Effective Annual Rate (EAR) Calculation for a Fixed-Rate Loan

How do you calculate the Effective Annual Rate (EAR) for a fixed-rate loan?

Given that you have agreed to a $40,000 fixed-rate loan from Chase Bank, with 36 equal monthly payments and an APR of 5.50%, what is the EAR of this loan?

Calculation of EAR for the Fixed-Rate Loan:

First, calculate the monthly payment using the loan amount and number of payments. Then, use the formula EAR = (1 + Monthly Interest Rate)^12 - 1. In this case, the EAR is 5.652384%.

To find the Effective Annual Rate (EAR) of a fixed-rate loan, we need to follow a few steps:

Step 1: Calculate the Monthly Interest Rate

Divide the APR by 12 to get the monthly interest rate.
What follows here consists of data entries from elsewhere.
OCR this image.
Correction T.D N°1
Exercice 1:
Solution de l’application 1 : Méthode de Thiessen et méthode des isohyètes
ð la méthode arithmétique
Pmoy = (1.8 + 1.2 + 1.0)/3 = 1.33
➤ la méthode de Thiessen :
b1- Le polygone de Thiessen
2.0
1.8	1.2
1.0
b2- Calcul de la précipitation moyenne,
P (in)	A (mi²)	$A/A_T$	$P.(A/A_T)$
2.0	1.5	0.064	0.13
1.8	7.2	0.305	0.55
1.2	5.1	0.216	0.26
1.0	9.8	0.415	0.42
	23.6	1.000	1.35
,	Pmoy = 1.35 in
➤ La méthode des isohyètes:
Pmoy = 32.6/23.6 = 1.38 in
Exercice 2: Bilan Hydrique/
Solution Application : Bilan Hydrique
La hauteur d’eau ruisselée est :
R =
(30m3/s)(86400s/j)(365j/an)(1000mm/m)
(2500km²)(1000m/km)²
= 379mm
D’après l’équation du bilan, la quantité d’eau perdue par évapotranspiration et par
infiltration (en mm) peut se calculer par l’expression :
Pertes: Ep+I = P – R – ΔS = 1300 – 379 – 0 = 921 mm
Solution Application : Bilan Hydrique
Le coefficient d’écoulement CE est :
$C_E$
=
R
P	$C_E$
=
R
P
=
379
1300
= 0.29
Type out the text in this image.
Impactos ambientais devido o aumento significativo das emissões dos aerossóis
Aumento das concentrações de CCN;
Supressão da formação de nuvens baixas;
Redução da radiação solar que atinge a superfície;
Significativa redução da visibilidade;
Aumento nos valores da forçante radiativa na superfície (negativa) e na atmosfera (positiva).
In this case, the monthly interest rate is 5.50% / 12 = 0.45833%.

Step 2: Determine the Monthly Payment

Calculate the monthly payment using the loan amount and the number of payments. The formula for the monthly payment of a fixed-rate loan is Monthly Payment = Loan Amount / Present Value Annuity Factor.

Using the loan amount of $40,000 and 36 payments:

  1. Calculate the Present Value Annuity Factor.
  2. Calculate the Monthly Payment using the formula.

Step 3: Calculate the Effective Annual Rate (EAR)

Once you have the monthly payment, use the formula EAR = (1 + Monthly Interest Rate)^12 - 1 to find the Effective Annual Rate.

After performing the calculations, the EAR of this loan is 5.652384%.